Ankle problems are the most important reason of residual disability after successful application of the Ilizarov frame for the management of segmental tibial defects20. Though knee stiffness is largely improved with physiotherapy, foot and ankle stiffness persist and worsen despite bony union. This results in the final poor outcomes by using bone transport. Megas et al. observed stiffness of the ankle joint in 55% of patients and reported it as a common and severe residual problem after Ilizarov bone transport21. Li et al. retrospectively analyzed the clinical data of 40 patients with severe composite tibial and soft tissue defects who underwent free flap transplantation combined with Ilizarov bone transport22. Eight cases suffered from joint stiffness (ankle joint stiffness, foot drop, claw toe) in their study. We also observed that there was significant difference for ankle complications and ankle function scores between the proximal and distal bone transport. Based on our results, the PBT group showed higher AOFAS scores, lower incidence of transient loss of ankle movement, and foot drop than the DBT group. From the anatomical point of view, the proximal tibia is rich in muscle tissues, while at distal tibia it is mainly tendon tissues. When the transport pins pass through the muscle tissues, it has small influence on the adjacent joint movement. If the pins penetrate into the tendon tissues, the patient will reduce the movement of adjacent joints due to fear of pain. Therefore, distal bone transport has a greater impact on the ankle functions than proximal bone transport. Similarly, because of the cutting and pulling of the distal muscles and tendons by the transport pins, distal bone transport make patients feel more pain than the proximal method. This also explains why the PBT group got a lower VAS score at one month after operation, compared with the DBT group.

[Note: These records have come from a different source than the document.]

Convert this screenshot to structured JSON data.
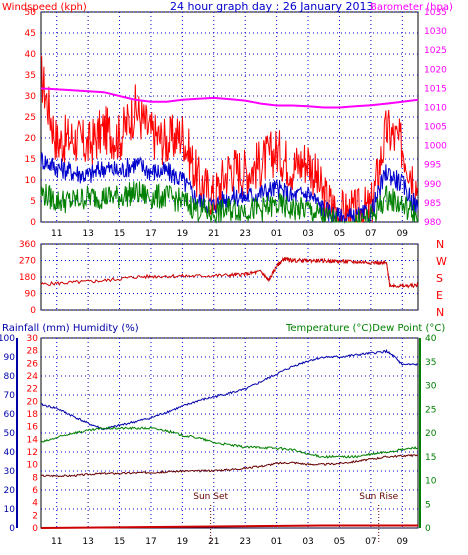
{
  "title": "24 hour graph day : 26 January 2013",
  "colors": {
    "gust": "#ff0000",
    "wind": "#0000cc",
    "windAvg": "#008000",
    "baro": "#ff00ff",
    "direction": "#cc0000",
    "humidity": "#0000aa",
    "temperature": "#008000",
    "dewpoint": "#660000",
    "rain": "#cc0000",
    "grid": "#0000cc",
    "axisLabel": "#0000cc",
    "rightLabel": "#008000",
    "dirLabel": "#ff0000"
  },
  "chart_data": [
    {
      "type": "line",
      "name": "wind-baro",
      "title": "",
      "left_label": "Windspeed (kph)",
      "right_label": "Barometer (hpa)",
      "x_ticks": [
        "11",
        "13",
        "15",
        "17",
        "19",
        "21",
        "23",
        "01",
        "03",
        "05",
        "07",
        "09"
      ],
      "y_left": {
        "min": 0,
        "max": 50,
        "step": 5
      },
      "y_right": {
        "min": 980,
        "max": 1035,
        "step": 5
      },
      "grid": true,
      "series": [
        {
          "key": "gust",
          "hours": [
            10,
            11,
            12,
            13,
            14,
            15,
            16,
            17,
            18,
            19,
            20,
            21,
            22,
            23,
            24,
            25,
            26,
            27,
            28,
            29,
            30,
            31,
            32,
            33,
            34
          ],
          "values": [
            35,
            19,
            20,
            18,
            22,
            20,
            27,
            21,
            19,
            21,
            10,
            6,
            13,
            12,
            14,
            17,
            13,
            15,
            6,
            2,
            2,
            3,
            22,
            18,
            8
          ]
        },
        {
          "key": "wind",
          "hours": [
            10,
            11,
            12,
            13,
            14,
            15,
            16,
            17,
            18,
            19,
            20,
            21,
            22,
            23,
            24,
            25,
            26,
            27,
            28,
            29,
            30,
            31,
            32,
            33,
            34
          ],
          "values": [
            15,
            13,
            12,
            11,
            13,
            12,
            14,
            12,
            12,
            10,
            5,
            4,
            6,
            6,
            7,
            8,
            6,
            7,
            3,
            1,
            1,
            2,
            12,
            9,
            3
          ]
        },
        {
          "key": "windAvg",
          "hours": [
            10,
            11,
            12,
            13,
            14,
            15,
            16,
            17,
            18,
            19,
            20,
            21,
            22,
            23,
            24,
            25,
            26,
            27,
            28,
            29,
            30,
            31,
            32,
            33,
            34
          ],
          "values": [
            7,
            5,
            5,
            6,
            6,
            6,
            7,
            6,
            6,
            5,
            3,
            2,
            3,
            3,
            3,
            4,
            3,
            3,
            1,
            0,
            0,
            1,
            6,
            4,
            1
          ]
        },
        {
          "key": "baro",
          "axis": "right",
          "hours": [
            10,
            12,
            14,
            16,
            17,
            18,
            19,
            20,
            21,
            22,
            23,
            24,
            25,
            26,
            27,
            28,
            29,
            30,
            31,
            32,
            33,
            34
          ],
          "values": [
            1015,
            1014.5,
            1014,
            1012,
            1011.5,
            1011.5,
            1012,
            1012.3,
            1012.5,
            1012.2,
            1011.8,
            1011,
            1010.5,
            1010.5,
            1010.3,
            1010,
            1010,
            1010.3,
            1010.6,
            1011,
            1011.5,
            1012
          ]
        }
      ]
    },
    {
      "type": "line",
      "name": "direction",
      "title": "",
      "y_left": {
        "min": 0,
        "max": 360,
        "step": 90
      },
      "y_ticks": [
        "360",
        "270",
        "180",
        "90",
        "0"
      ],
      "right_labels": [
        "N",
        "W",
        "S",
        "E",
        "N"
      ],
      "x_ticks": [
        "11",
        "13",
        "15",
        "17",
        "19",
        "21",
        "23",
        "01",
        "03",
        "05",
        "07",
        "09"
      ],
      "grid": true,
      "series": [
        {
          "key": "direction",
          "hours": [
            10,
            12,
            14,
            16,
            18,
            20,
            22,
            23,
            24,
            24.5,
            25,
            25.5,
            26,
            27,
            28,
            29,
            30,
            31,
            32,
            32.2,
            33,
            34
          ],
          "values": [
            140,
            150,
            160,
            180,
            185,
            185,
            190,
            195,
            210,
            160,
            240,
            280,
            270,
            270,
            268,
            265,
            262,
            260,
            255,
            135,
            130,
            135
          ]
        }
      ]
    },
    {
      "type": "line",
      "name": "temp-hum-rain",
      "title": "",
      "left_label": "Rainfall (mm)  Humidity (%)",
      "right_label": "Temperature (°C)Dew Point (°C)",
      "x_ticks": [
        "11",
        "13",
        "15",
        "17",
        "19",
        "21",
        "23",
        "01",
        "03",
        "05",
        "07",
        "09"
      ],
      "y_humidity": {
        "min": 0,
        "max": 100,
        "step": 10
      },
      "y_rain": {
        "min": 0,
        "max": 30,
        "step": 2
      },
      "y_temp": {
        "min": 0,
        "max": 40,
        "step": 5
      },
      "annotations": [
        {
          "label": "Sun Set",
          "hour": 20.8
        },
        {
          "label": "Sun Rise",
          "hour": 31.5
        }
      ],
      "grid": true,
      "series": [
        {
          "key": "humidity",
          "hours": [
            10,
            11,
            12,
            13,
            14,
            15,
            16,
            17,
            18,
            19,
            20,
            21,
            22,
            23,
            24,
            25,
            26,
            27,
            28,
            29,
            30,
            31,
            32,
            32.5,
            33,
            34
          ],
          "values": [
            65,
            63,
            59,
            55,
            52,
            54,
            56,
            58,
            61,
            64,
            67,
            69,
            71,
            73,
            77,
            81,
            85,
            88,
            90,
            90,
            91,
            92,
            93,
            90,
            86,
            86
          ]
        },
        {
          "key": "temperature",
          "hours": [
            10,
            11,
            12,
            13,
            14,
            15,
            16,
            17,
            18,
            19,
            20,
            21,
            22,
            23,
            24,
            25,
            26,
            27,
            28,
            29,
            30,
            31,
            32,
            33,
            34
          ],
          "values": [
            18,
            19,
            20,
            20.5,
            21,
            21,
            21,
            21,
            20.5,
            19.5,
            19,
            18,
            17.5,
            17,
            17,
            16.8,
            16.5,
            15.5,
            15,
            15,
            15,
            15.5,
            16,
            16.5,
            17
          ]
        },
        {
          "key": "dewpoint",
          "hours": [
            10,
            11,
            12,
            13,
            14,
            15,
            16,
            17,
            18,
            19,
            20,
            21,
            22,
            23,
            24,
            25,
            26,
            27,
            28,
            29,
            30,
            31,
            32,
            33,
            34
          ],
          "values": [
            11,
            11,
            11,
            11.3,
            11.5,
            11.5,
            11.6,
            11.7,
            11.8,
            12,
            12,
            12.1,
            12.3,
            12.6,
            13,
            13.6,
            13.8,
            13.4,
            13.4,
            13.6,
            14,
            14.5,
            15,
            15.2,
            15.3
          ]
        },
        {
          "key": "rain",
          "hours": [
            10,
            28,
            34
          ],
          "values": [
            0,
            0.4,
            0.4
          ]
        }
      ]
    }
  ]
}
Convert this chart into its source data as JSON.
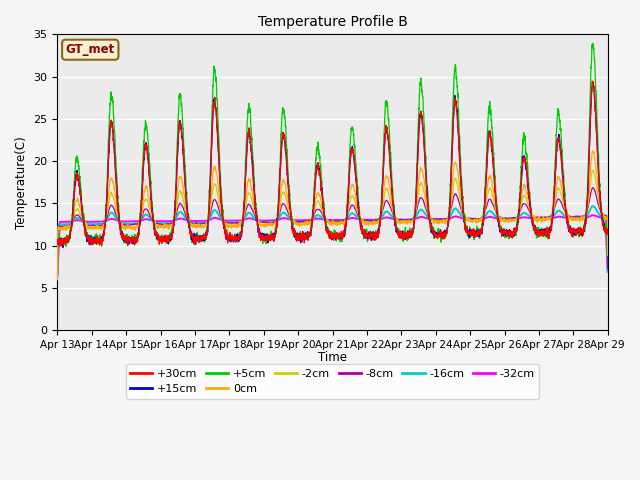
{
  "title": "Temperature Profile B",
  "xlabel": "Time",
  "ylabel": "Temperature(C)",
  "ylim": [
    0,
    35
  ],
  "annotation_text": "GT_met",
  "legend_entries": [
    "+30cm",
    "+15cm",
    "+5cm",
    "0cm",
    "-2cm",
    "-8cm",
    "-16cm",
    "-32cm"
  ],
  "line_colors": [
    "#ff0000",
    "#0000dd",
    "#00cc00",
    "#ffaa00",
    "#cccc00",
    "#aa00aa",
    "#00cccc",
    "#ff00ff"
  ],
  "background_color": "#ebebeb",
  "grid_color": "#ffffff",
  "n_days": 16,
  "start_day": 13,
  "figsize": [
    6.4,
    4.8
  ],
  "dpi": 100
}
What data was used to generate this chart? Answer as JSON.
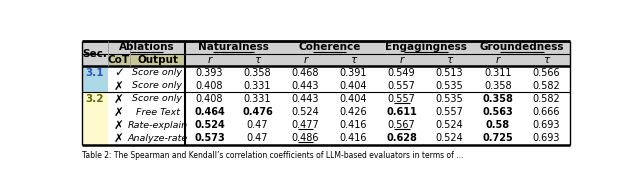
{
  "bg_color": "#ffffff",
  "sec31_bg": "#add8e6",
  "sec32_bg": "#fffacd",
  "cot_header_bg": "#c8c896",
  "header_gray": "#d0d0d0",
  "rows": [
    {
      "sec": "3.1",
      "sec_color": "#3355bb",
      "cot": "✓",
      "output": "Score only",
      "vals": [
        "0.393",
        "0.358",
        "0.468",
        "0.391",
        "0.549",
        "0.513",
        "0.311",
        "0.566"
      ],
      "bold": [
        false,
        false,
        false,
        false,
        false,
        false,
        false,
        false
      ],
      "underline": [
        false,
        false,
        false,
        false,
        false,
        false,
        false,
        false
      ],
      "sec_row": 0,
      "sec_span": 2
    },
    {
      "sec": "",
      "sec_color": "#3355bb",
      "cot": "✗",
      "output": "Score only",
      "vals": [
        "0.408",
        "0.331",
        "0.443",
        "0.404",
        "0.557",
        "0.535",
        "0.358",
        "0.582"
      ],
      "bold": [
        false,
        false,
        false,
        false,
        false,
        false,
        false,
        false
      ],
      "underline": [
        false,
        false,
        false,
        false,
        false,
        false,
        false,
        false
      ],
      "sec_row": -1,
      "sec_span": 0
    },
    {
      "sec": "3.2",
      "sec_color": "#666600",
      "cot": "✗",
      "output": "Score only",
      "vals": [
        "0.408",
        "0.331",
        "0.443",
        "0.404",
        "0.557",
        "0.535",
        "0.358",
        "0.582"
      ],
      "bold": [
        false,
        false,
        false,
        false,
        false,
        false,
        true,
        false
      ],
      "underline": [
        false,
        false,
        false,
        false,
        true,
        false,
        false,
        false
      ],
      "sec_row": 0,
      "sec_span": 4
    },
    {
      "sec": "",
      "sec_color": "#666600",
      "cot": "✗",
      "output": "Free Text",
      "vals": [
        "0.464",
        "0.476",
        "0.524",
        "0.426",
        "0.611",
        "0.557",
        "0.563",
        "0.666"
      ],
      "bold": [
        true,
        true,
        false,
        false,
        true,
        false,
        true,
        false
      ],
      "underline": [
        false,
        false,
        false,
        false,
        false,
        false,
        false,
        false
      ],
      "sec_row": -1,
      "sec_span": 0
    },
    {
      "sec": "",
      "sec_color": "#666600",
      "cot": "✗",
      "output": "Rate-explain",
      "vals": [
        "0.524",
        "0.47",
        "0.477",
        "0.416",
        "0.567",
        "0.524",
        "0.58",
        "0.693"
      ],
      "bold": [
        true,
        false,
        false,
        false,
        false,
        false,
        true,
        false
      ],
      "underline": [
        false,
        false,
        true,
        false,
        true,
        false,
        false,
        false
      ],
      "sec_row": -1,
      "sec_span": 0
    },
    {
      "sec": "",
      "sec_color": "#666600",
      "cot": "✗",
      "output": "Analyze-rate",
      "vals": [
        "0.573",
        "0.47",
        "0.486",
        "0.416",
        "0.628",
        "0.524",
        "0.725",
        "0.693"
      ],
      "bold": [
        true,
        false,
        false,
        false,
        true,
        false,
        true,
        false
      ],
      "underline": [
        false,
        false,
        true,
        false,
        false,
        false,
        false,
        false
      ],
      "sec_row": -1,
      "sec_span": 0
    }
  ],
  "footer": "Table 2: The Spearman and Kendall’s correlation coefficients of LLM-based evaluators in terms of ..."
}
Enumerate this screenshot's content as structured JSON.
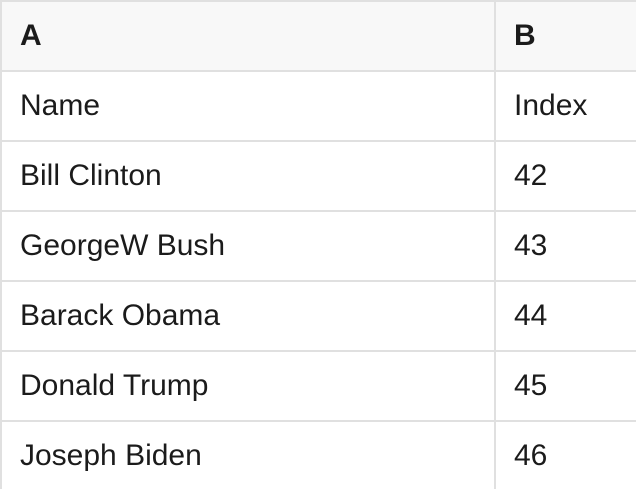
{
  "table": {
    "columns": [
      {
        "label": "A"
      },
      {
        "label": "B"
      }
    ],
    "rows": [
      [
        "Name",
        "Index"
      ],
      [
        "Bill Clinton",
        "42"
      ],
      [
        "GeorgeW Bush",
        "43"
      ],
      [
        "Barack Obama",
        "44"
      ],
      [
        "Donald Trump",
        "45"
      ],
      [
        "Joseph Biden",
        "46"
      ]
    ]
  },
  "colors": {
    "header_bg": "#f8f8f8",
    "border": "#e0e0e0",
    "text": "#1b1b1b",
    "row_bg": "#ffffff"
  }
}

Pin-tract infection is especially reported as the most commonly seen complication in most studies of bone transport23,24,25,26. Out of 595 patients who were evaluated in a narrative review, with regard to information on pin-tract infection, 299 had pin-tract infection20. In our study, pin-tract infection was also the most common complication (16/50). Besides, the incidence of Grade-II pin-tract infection was significantly lower in PBT group than that in DBT group. This may be because the proximal tibia has more abundant soft tissues and better circulation than the distal tibia. Theoretically, since blood vessels penetrate the bone superiorly and run in a proximal–distal direction27,28, and so does the blood supply of the muscles and periosteum, the proximal bone transport will have a perfusion advantage. Adequate blood supply provides sufficient antibiotics and nutrients, and improves local anti-infection ability. Aktuglu et al. analyzed the studies using single-level bone transport technique in recent ten years. Their results showed that the mean complication rate per patient was 1.2220. In our study, the mean number of complications per patient was 1.10 ± 0.49 in PBT group and 1.52 ± 0.75 in DBT group. Importantly, the PBT group showed lower mean complication rate than the DBT group. Other scholars reported that the EFI ranged from 1.2 to 2.8 months/cm with a mean of 2.0 months/cm by using the single-level bone transport technique29,30. Our results of the mean EFI in the two groups (1.5 ± 0.2 months/cm vs. 1.6 ± 0.2 months/cm) were similar to the above studies.

This study has several limitations. As this study was a single-center study with limited cases, more rigorous and large-scale researches are needed. Because this was a retrospective case–control study, the chief surgeon would have personal preference for the patient’s treatment options. Even so, it would not obviously interfere the conclusions that we have gotten.

Conclusion

Although both proximal and distal bone transport could be used safely for the management of large segmental tibial defects, the proximal bone transport may confer greater patient satisfaction because of better ankle functions and lower complications.